Dit kabinet zet zwaar in op de fraudebestrijding. In het Regeerakkoord geeft het kabinet aan in te zetten op het actief bestrijden van misbruik en fraude en het zo inrichten van alle regelingen, dat ze houdbaar en toegankelijk blijven nu de vergrijzing toeneemt en de beroepsbevolking daalt.
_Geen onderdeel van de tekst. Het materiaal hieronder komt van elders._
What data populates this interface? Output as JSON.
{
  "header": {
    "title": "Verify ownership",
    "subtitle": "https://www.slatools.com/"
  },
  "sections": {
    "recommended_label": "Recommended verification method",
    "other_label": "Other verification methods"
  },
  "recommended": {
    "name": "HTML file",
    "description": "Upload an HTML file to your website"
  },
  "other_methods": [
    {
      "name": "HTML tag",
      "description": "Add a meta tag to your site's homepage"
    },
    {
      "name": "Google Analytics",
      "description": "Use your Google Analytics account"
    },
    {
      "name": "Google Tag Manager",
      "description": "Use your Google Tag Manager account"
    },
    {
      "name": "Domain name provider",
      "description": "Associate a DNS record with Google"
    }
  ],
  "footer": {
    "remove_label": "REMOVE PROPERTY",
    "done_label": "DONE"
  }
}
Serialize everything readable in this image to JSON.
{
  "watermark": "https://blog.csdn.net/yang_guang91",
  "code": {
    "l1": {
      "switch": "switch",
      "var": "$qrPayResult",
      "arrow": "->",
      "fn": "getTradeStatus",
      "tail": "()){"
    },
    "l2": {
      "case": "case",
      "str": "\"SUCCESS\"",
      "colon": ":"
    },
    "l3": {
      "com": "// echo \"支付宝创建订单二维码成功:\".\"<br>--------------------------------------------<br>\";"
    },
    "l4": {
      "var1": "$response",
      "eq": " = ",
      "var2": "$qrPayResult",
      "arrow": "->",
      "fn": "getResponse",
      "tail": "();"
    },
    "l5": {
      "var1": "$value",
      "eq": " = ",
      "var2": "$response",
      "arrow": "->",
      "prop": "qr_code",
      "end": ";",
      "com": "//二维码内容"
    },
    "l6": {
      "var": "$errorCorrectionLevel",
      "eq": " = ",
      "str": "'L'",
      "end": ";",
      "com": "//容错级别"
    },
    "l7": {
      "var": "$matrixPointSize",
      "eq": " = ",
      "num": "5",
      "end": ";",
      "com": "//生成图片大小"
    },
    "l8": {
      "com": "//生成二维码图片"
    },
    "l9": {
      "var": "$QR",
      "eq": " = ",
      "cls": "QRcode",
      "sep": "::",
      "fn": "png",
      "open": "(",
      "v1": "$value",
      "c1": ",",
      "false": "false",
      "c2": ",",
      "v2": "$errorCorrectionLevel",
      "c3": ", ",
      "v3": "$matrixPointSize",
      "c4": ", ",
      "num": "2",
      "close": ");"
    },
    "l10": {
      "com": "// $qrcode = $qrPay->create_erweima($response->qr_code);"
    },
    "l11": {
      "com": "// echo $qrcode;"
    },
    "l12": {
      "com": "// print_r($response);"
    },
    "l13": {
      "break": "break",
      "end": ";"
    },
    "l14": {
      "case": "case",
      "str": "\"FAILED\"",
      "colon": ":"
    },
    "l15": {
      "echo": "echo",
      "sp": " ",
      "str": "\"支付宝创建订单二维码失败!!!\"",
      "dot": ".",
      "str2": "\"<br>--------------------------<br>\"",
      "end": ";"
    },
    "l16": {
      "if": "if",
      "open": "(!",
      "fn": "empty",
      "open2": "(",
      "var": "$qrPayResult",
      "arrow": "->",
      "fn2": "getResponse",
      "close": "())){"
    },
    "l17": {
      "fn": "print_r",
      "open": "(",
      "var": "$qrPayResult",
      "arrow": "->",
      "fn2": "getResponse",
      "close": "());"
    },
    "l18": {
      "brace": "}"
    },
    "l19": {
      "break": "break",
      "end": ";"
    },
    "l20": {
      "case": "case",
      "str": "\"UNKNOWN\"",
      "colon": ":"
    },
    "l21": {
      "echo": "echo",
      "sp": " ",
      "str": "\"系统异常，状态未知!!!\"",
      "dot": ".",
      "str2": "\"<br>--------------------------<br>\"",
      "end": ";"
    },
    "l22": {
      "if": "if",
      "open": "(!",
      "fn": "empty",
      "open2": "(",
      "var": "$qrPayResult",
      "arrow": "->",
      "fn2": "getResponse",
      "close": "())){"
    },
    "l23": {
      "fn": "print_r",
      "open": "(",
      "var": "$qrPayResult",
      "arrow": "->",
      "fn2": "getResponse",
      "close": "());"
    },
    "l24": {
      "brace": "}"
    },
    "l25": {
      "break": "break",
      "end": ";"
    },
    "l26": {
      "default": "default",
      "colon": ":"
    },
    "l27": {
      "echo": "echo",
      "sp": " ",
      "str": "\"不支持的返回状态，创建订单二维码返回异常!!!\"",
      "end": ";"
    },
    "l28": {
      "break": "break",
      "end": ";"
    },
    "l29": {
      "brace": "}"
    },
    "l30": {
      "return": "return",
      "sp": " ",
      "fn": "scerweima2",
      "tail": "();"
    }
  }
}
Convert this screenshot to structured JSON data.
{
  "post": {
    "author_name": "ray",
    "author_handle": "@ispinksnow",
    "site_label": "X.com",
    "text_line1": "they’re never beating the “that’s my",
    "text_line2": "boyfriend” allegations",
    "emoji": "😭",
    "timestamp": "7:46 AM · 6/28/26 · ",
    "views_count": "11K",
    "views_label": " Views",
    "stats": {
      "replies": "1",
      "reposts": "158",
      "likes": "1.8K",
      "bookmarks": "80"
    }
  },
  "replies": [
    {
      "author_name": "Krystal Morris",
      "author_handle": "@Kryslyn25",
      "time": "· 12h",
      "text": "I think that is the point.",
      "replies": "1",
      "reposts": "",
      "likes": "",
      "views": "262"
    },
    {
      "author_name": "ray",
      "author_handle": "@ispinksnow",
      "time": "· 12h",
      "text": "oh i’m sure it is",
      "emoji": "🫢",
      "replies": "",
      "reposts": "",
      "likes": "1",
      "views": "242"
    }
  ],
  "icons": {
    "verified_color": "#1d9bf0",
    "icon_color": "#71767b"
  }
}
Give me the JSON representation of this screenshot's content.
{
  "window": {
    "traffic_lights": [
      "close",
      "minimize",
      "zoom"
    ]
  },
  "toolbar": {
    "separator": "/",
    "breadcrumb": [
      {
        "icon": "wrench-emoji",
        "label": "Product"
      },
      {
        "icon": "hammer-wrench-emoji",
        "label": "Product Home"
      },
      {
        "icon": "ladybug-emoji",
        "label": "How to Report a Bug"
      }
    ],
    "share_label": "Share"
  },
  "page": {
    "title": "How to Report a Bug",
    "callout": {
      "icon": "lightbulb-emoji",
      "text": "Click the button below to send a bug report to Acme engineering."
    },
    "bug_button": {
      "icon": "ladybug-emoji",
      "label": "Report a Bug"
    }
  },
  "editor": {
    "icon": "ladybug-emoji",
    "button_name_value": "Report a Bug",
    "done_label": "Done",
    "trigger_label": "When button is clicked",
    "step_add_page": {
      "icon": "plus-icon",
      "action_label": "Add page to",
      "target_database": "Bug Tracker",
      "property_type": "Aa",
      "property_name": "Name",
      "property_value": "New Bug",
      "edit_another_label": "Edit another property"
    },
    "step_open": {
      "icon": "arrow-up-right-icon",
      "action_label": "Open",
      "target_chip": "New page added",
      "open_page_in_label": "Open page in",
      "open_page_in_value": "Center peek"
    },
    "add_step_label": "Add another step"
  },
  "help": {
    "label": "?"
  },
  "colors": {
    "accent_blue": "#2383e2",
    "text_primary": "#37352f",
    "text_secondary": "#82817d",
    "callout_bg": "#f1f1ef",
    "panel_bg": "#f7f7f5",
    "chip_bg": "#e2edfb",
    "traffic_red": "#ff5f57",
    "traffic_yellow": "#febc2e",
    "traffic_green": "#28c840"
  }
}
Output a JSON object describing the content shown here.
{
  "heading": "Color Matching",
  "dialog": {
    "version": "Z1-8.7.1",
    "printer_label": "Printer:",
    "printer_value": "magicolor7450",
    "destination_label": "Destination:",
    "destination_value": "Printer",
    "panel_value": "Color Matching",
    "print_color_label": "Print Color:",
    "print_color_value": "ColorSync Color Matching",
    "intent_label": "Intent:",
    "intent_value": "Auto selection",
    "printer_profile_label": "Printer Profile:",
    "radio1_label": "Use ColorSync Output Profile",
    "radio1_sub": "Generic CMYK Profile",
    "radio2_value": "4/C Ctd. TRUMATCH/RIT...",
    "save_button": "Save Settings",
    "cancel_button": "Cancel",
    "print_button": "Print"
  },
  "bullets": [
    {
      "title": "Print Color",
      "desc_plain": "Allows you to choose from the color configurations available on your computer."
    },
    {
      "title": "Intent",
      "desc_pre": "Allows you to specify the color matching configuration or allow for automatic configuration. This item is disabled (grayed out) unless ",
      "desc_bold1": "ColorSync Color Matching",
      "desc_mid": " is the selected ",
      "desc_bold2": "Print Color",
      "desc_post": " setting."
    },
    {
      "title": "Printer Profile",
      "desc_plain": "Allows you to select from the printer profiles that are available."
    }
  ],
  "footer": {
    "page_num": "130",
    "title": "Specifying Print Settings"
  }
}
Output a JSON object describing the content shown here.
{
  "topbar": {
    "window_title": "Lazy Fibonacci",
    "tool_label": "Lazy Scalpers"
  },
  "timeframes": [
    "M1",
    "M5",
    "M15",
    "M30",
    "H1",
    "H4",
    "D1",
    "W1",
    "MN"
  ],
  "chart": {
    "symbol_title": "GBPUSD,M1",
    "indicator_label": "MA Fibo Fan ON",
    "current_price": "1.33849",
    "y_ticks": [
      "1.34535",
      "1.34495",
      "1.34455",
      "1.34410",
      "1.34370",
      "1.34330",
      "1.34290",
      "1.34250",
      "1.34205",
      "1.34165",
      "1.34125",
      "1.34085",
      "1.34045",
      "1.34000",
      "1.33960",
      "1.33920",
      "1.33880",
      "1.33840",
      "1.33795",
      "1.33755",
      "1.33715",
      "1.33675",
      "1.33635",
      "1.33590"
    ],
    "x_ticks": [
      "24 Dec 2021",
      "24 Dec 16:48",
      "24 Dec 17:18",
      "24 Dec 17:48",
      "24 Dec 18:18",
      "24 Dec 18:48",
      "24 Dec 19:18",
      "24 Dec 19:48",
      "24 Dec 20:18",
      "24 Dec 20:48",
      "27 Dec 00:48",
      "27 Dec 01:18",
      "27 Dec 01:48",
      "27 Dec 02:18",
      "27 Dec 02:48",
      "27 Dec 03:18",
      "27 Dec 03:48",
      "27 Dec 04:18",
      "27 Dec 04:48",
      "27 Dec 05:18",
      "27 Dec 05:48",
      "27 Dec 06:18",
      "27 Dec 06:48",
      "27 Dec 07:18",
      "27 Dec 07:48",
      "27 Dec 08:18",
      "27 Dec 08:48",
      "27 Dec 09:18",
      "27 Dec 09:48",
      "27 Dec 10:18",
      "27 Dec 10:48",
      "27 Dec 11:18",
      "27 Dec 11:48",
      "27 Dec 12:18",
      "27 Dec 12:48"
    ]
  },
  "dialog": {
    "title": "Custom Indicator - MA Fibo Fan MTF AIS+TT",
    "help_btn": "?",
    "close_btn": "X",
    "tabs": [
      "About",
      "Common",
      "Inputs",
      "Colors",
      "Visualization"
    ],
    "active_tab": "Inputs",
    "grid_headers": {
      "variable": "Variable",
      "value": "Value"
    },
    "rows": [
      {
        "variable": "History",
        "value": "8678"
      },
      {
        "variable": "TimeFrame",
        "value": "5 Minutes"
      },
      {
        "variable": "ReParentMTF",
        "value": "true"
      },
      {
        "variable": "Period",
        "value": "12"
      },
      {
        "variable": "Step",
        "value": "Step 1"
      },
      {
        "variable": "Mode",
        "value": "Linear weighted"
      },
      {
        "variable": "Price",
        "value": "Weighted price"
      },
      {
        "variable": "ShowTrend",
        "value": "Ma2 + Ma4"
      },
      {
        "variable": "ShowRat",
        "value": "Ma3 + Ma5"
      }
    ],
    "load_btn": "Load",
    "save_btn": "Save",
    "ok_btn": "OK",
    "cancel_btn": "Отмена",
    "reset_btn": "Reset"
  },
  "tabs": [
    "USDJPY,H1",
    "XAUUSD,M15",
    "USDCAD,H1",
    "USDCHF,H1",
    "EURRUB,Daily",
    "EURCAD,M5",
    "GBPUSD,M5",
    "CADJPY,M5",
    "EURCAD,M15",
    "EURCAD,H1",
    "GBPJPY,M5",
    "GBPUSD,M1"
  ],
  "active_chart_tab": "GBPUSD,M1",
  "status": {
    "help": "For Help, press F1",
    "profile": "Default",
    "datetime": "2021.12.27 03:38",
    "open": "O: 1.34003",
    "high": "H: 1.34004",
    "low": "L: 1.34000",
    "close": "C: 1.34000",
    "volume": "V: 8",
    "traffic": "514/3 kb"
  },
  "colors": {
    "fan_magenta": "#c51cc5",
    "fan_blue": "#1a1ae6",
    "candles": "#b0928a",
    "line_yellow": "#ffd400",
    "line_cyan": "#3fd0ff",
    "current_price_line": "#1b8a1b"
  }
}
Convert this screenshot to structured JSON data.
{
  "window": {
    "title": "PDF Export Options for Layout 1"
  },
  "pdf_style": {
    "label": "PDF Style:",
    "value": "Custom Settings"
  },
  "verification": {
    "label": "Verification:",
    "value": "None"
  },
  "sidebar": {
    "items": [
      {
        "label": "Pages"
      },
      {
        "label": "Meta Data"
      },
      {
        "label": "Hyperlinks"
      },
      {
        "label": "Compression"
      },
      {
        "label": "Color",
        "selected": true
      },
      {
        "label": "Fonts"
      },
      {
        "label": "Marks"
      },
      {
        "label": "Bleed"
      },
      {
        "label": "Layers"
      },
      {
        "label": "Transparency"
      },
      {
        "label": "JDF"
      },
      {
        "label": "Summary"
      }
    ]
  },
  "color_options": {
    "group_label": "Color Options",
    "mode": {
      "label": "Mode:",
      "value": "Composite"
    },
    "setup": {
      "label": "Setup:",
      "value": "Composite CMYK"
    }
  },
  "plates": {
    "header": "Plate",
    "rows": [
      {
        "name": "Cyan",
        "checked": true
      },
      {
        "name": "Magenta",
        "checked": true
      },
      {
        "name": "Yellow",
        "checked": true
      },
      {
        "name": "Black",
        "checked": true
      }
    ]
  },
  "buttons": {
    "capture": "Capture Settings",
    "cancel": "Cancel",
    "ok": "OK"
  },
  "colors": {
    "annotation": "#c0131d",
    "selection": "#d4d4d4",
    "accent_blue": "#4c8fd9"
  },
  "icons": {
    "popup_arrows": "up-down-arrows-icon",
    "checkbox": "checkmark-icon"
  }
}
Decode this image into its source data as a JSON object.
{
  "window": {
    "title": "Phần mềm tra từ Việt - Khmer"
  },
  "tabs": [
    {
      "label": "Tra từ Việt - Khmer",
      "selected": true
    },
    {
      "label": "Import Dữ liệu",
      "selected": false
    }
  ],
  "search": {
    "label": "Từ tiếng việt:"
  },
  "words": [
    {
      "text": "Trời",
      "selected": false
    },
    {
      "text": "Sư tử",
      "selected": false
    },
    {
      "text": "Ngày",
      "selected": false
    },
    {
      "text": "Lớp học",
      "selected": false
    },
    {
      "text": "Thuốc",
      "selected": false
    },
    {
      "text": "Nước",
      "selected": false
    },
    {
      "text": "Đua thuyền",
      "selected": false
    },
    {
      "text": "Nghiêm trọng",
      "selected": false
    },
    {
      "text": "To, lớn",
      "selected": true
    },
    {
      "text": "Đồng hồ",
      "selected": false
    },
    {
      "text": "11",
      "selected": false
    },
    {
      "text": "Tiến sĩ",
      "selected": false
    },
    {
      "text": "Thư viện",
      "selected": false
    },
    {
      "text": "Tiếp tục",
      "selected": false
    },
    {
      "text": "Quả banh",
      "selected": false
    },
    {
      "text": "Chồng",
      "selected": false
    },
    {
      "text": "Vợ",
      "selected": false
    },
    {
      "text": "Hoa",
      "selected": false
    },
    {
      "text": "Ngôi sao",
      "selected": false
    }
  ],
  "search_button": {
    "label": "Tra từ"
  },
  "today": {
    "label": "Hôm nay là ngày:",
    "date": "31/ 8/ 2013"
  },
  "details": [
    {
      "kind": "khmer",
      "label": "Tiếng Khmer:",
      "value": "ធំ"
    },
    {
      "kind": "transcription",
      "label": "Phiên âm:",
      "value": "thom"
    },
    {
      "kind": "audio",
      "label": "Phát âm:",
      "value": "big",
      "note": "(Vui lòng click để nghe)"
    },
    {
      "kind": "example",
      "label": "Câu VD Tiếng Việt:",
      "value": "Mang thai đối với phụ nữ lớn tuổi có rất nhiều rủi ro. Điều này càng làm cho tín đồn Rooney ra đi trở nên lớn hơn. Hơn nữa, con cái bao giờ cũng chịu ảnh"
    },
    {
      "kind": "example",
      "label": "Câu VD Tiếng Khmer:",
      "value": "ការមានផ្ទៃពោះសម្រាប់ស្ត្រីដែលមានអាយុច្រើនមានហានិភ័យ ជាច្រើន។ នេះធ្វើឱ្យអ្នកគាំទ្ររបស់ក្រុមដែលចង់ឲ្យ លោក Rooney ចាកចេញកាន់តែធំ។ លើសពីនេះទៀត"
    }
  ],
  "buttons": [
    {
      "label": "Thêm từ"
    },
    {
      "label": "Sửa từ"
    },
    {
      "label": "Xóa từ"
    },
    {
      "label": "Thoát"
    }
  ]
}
Ik verwijs u in dit verband naar mijn brieven van 15 februari 2013 (TK 2012/13, 32 620, nr. 79), 26 maart 2013 (TK 2012/13, 28 828, nr. 22), en 5 mei 2013. De daar vermelde maatregelen betekenen systeemverbeteringen waardoor fraude in de zorg kan worden teruggedrongen.
Deelt u de mening dat het zakken vullen met verplicht afgedragen premiegeld een ernstig vergrijp is, en dat frauderende ziekenhuisdirecties vervolgd moeten worden?
Ik vind het onverteerbaar als er wordt gefraudeerd met zorggeld. Daarom draag ik er al het mogelijke aan bij om te bereiken dat fraude wordt voorkomen en waar het toch voorkomt dit wordt opgespoord en bestraft. Daar ben ik sinds mijn aantreden ook volop mee bezig. Een beslissing over al dan niet vervolgen van frauderende ziekenhuisdirecties is aan het Openbaar Ministerie.